A couple of years ago, Tom Santone, a 39-year old school teacher from New Jersey, found himself in a place he didn’t like: he had joined the “dad bod” population. “Over several years of little activity, I was overweight, and my blood pressure and blood sugars were too high,” he says. “My doctor told me that if I lost some weight, I’d live a longer, healthier life.”
While there has been a trend to embrace the dad bod — a typical middle-aged male physique complete with stomach paunch — as Santone’s physician told him, it’s not healthy. Numerous studies, in fact, have revealed that fat centered around the abdominal area greatly increases the odds of cardiovascular mortality. But for many men who juggle fatherhood, career and other commitments, finding the time to transform a dad bod into a fit bod is a huge barrier.
Recognizing this, athletic trainers are designing and rolling out dad bod workouts to help this busy population regain health. That’s the goal of Gene Shirokobrod, a Maryland-based physical therapist, gym owner and dad himself. In an effort to figure out the best way to go about it, Shirokobrod decided to “decondition” his body, then design and follow a dad bod workout program before offering it to his clientele. “I realized that I work 10 feet away from the gym area of our facility and even for me, fitting in a workout can sometimes be difficult,” he says. “So I spent 14 weeks with no workouts to walk in the shoes of men who have lost fitness, then began moving my way back in as efficient manner as possible.”
Losing his fitness, says Shirokobrod, was akin to “slowly boiling a frog in water.” In other words, he didn’t necessarily notice the differences right away. But before long, he found carrying groceries, picking up his children and even experiencing clarity of thought far more challenging. “I began to empathize with the dads who struggle and find fitness routines daunting,” he says. Shirokobrod determined that simplicity had to rule when designing the program: “From what I learned, you have to take away the complexity in order to remove all the barriers for this population,” he says.
That’s the same viewpoint of Brian Manalastas, a California-based chiropractor and father who developed a popular Facebook-based dad bod program and community. “After my son was born, I found that getting in my usual workouts wasn’t easy, so I came up with a quick and easy plan for myself,” he says. “Before I knew it, I had other people joining in and getting results, and things blossomed from there.”
Today, nearly 2,000 dads have joined in the dad body workout community Manalastas created, so it’s clearly striking a chord. This is where Santone found his tribe, in fact, as well as his health. “Everyone can make 30 minutes a day to work out,” he says. “I get up half an hour earlier and get it done.”
Take the first steps
Want to join the party and ditch the dad bod? Here are the basic tenets of an effective dad bod workout, according to Shirokobrod and Manalastas:
- Make it quick: Both Shirokobrod and Manalastas designed workouts that can be accomplished in 30 to 40 minutes. “We broke our workouts into six main exercises that are plug and play,” says Shirokobrod. “You can tailor it to your ability level and get maximum benefits in about half an hour.”
- Focus on the health aspect of the workout, not the aesthetic: While a leaner body is part of the goal of dad-bod workouts, you’re more likely to stick with it if you know the end game is better health. “For most men, a ripped set of abs might not be realistic, but the chance at better quality of life is,” says Manalastas. “That’s the big picture.”

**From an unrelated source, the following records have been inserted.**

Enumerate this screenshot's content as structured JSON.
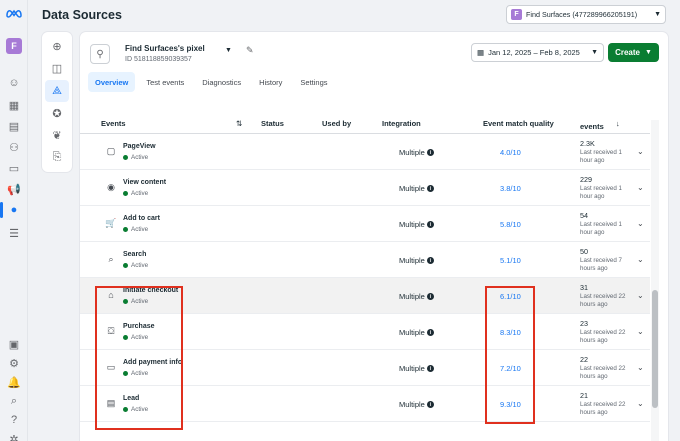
{
  "app": {
    "title": "Data Sources"
  },
  "account": {
    "initial": "F",
    "label": "Find Surfaces (477289966205191)"
  },
  "rail": {
    "avatar_initial": "F"
  },
  "pixel": {
    "name": "Find Surfaces's pixel",
    "id": "ID 518118859039357"
  },
  "date_range": "Jan 12, 2025 – Feb 8, 2025",
  "create_label": "Create",
  "tabs": [
    {
      "label": "Overview",
      "selected": true
    },
    {
      "label": "Test events"
    },
    {
      "label": "Diagnostics"
    },
    {
      "label": "History"
    },
    {
      "label": "Settings"
    }
  ],
  "columns": {
    "events": "Events",
    "status": "Status",
    "used_by": "Used by",
    "integration": "Integration",
    "emq": "Event match quality",
    "total_events": "events"
  },
  "rows": [
    {
      "icon": "window-icon",
      "name": "PageView",
      "status": "Active",
      "integration": "Multiple",
      "emq": "4.0/10",
      "count": "2.3K",
      "received": "Last received 1 hour ago"
    },
    {
      "icon": "eye-icon",
      "name": "View content",
      "status": "Active",
      "integration": "Multiple",
      "emq": "3.8/10",
      "count": "229",
      "received": "Last received 1 hour ago"
    },
    {
      "icon": "cart-icon",
      "name": "Add to cart",
      "status": "Active",
      "integration": "Multiple",
      "emq": "5.8/10",
      "count": "54",
      "received": "Last received 1 hour ago"
    },
    {
      "icon": "search-icon",
      "name": "Search",
      "status": "Active",
      "integration": "Multiple",
      "emq": "5.1/10",
      "count": "50",
      "received": "Last received 7 hours ago"
    },
    {
      "icon": "basket-icon",
      "name": "Initiate checkout",
      "status": "Active",
      "integration": "Multiple",
      "emq": "6.1/10",
      "count": "31",
      "received": "Last received 22 hours ago"
    },
    {
      "icon": "bag-icon",
      "name": "Purchase",
      "status": "Active",
      "integration": "Multiple",
      "emq": "8.3/10",
      "count": "23",
      "received": "Last received 22 hours ago"
    },
    {
      "icon": "card-icon",
      "name": "Add payment info",
      "status": "Active",
      "integration": "Multiple",
      "emq": "7.2/10",
      "count": "22",
      "received": "Last received 22 hours ago"
    },
    {
      "icon": "form-icon",
      "name": "Lead",
      "status": "Active",
      "integration": "Multiple",
      "emq": "9.3/10",
      "count": "21",
      "received": "Last received 22 hours ago"
    }
  ],
  "colors": {
    "accent": "#1877f2",
    "create": "#0a7d32",
    "highlight_box": "#e0301e"
  }
}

- Commit to 21 days: Manalastas says that with this mindset, your workouts will become a habit before you realize it. “You’re going to get sore at first, but if you can make it three to four weeks, you’ll find the work becomes much easier for you,” he says.

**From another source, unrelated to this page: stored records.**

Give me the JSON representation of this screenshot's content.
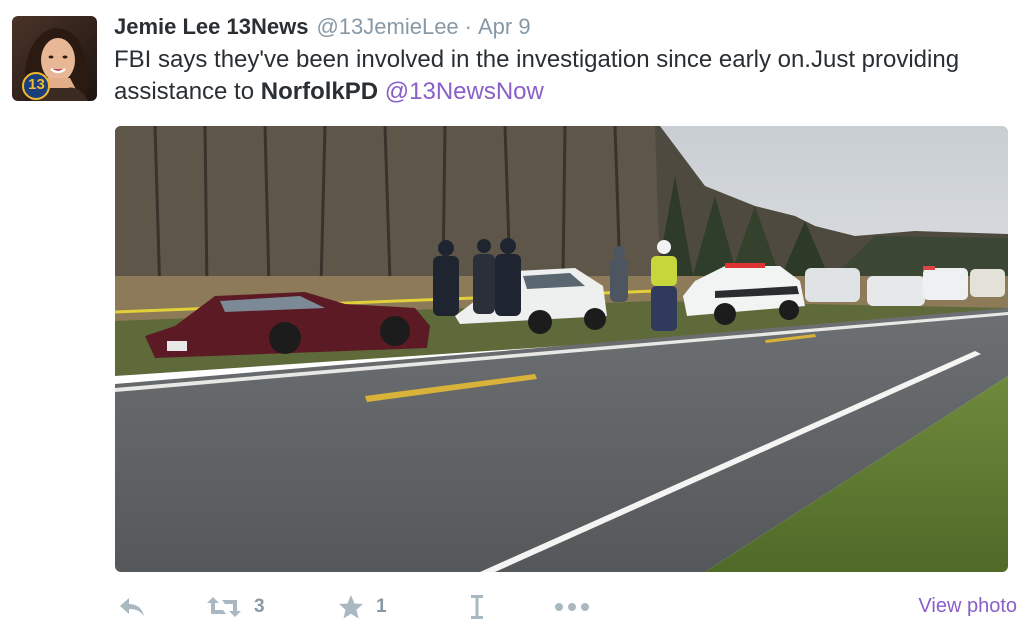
{
  "tweet": {
    "author": {
      "name": "Jemie Lee 13News",
      "handle": "@13JemieLee",
      "separator": "·",
      "date": "Apr 9",
      "avatar_badge": "13"
    },
    "text": {
      "part1": "FBI says they've been involved in the investigation since early on.Just providing assistance to ",
      "mention1": "NorfolkPD",
      "space": " ",
      "mention2": "@13NewsNow"
    },
    "actions": {
      "reply_icon": "reply-icon",
      "retweet_icon": "retweet-icon",
      "retweet_count": "3",
      "favorite_icon": "star-icon",
      "favorite_count": "1",
      "text_icon": "text-cursor-icon",
      "more_icon": "more-dots-icon",
      "view_photo": "View photo"
    }
  },
  "colors": {
    "link": "#8a5fc7",
    "muted": "#8899a6",
    "icon": "#aab8c2",
    "text": "#292f33"
  }
}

- Look for incremental changes: No one is going to see drastic changes overnight, so to keep the enthusiasm going, focus on the small improvements as they come. “Compare the number of push ups you can do from day one to day 30, for instance,” suggests Manalastas. “You will see tangible wins and that will keep you motivated.”
- Find your tribe: By joining a community of like-minded dads, you’re more likely to stay in the game. Santone says dropping into the Facebook group regularly and seeing that other dads have already completed their workouts on a given day often lights a fire for him to get it done, too.
Since working his way through the first 16 workouts in his dad bod program, Shirokobrod is feeling more like himself and has added nine pounds of muscle to his frame. My energy is much higher,” he says, “and the most shocking aspect has been how much clarity I have regained.” For his part, there’s no going back, says Santone. “Since starting, I’ve lost 40 pounds and returned all my stats to normal range,” he says. “If I can do it, anyone can do it.”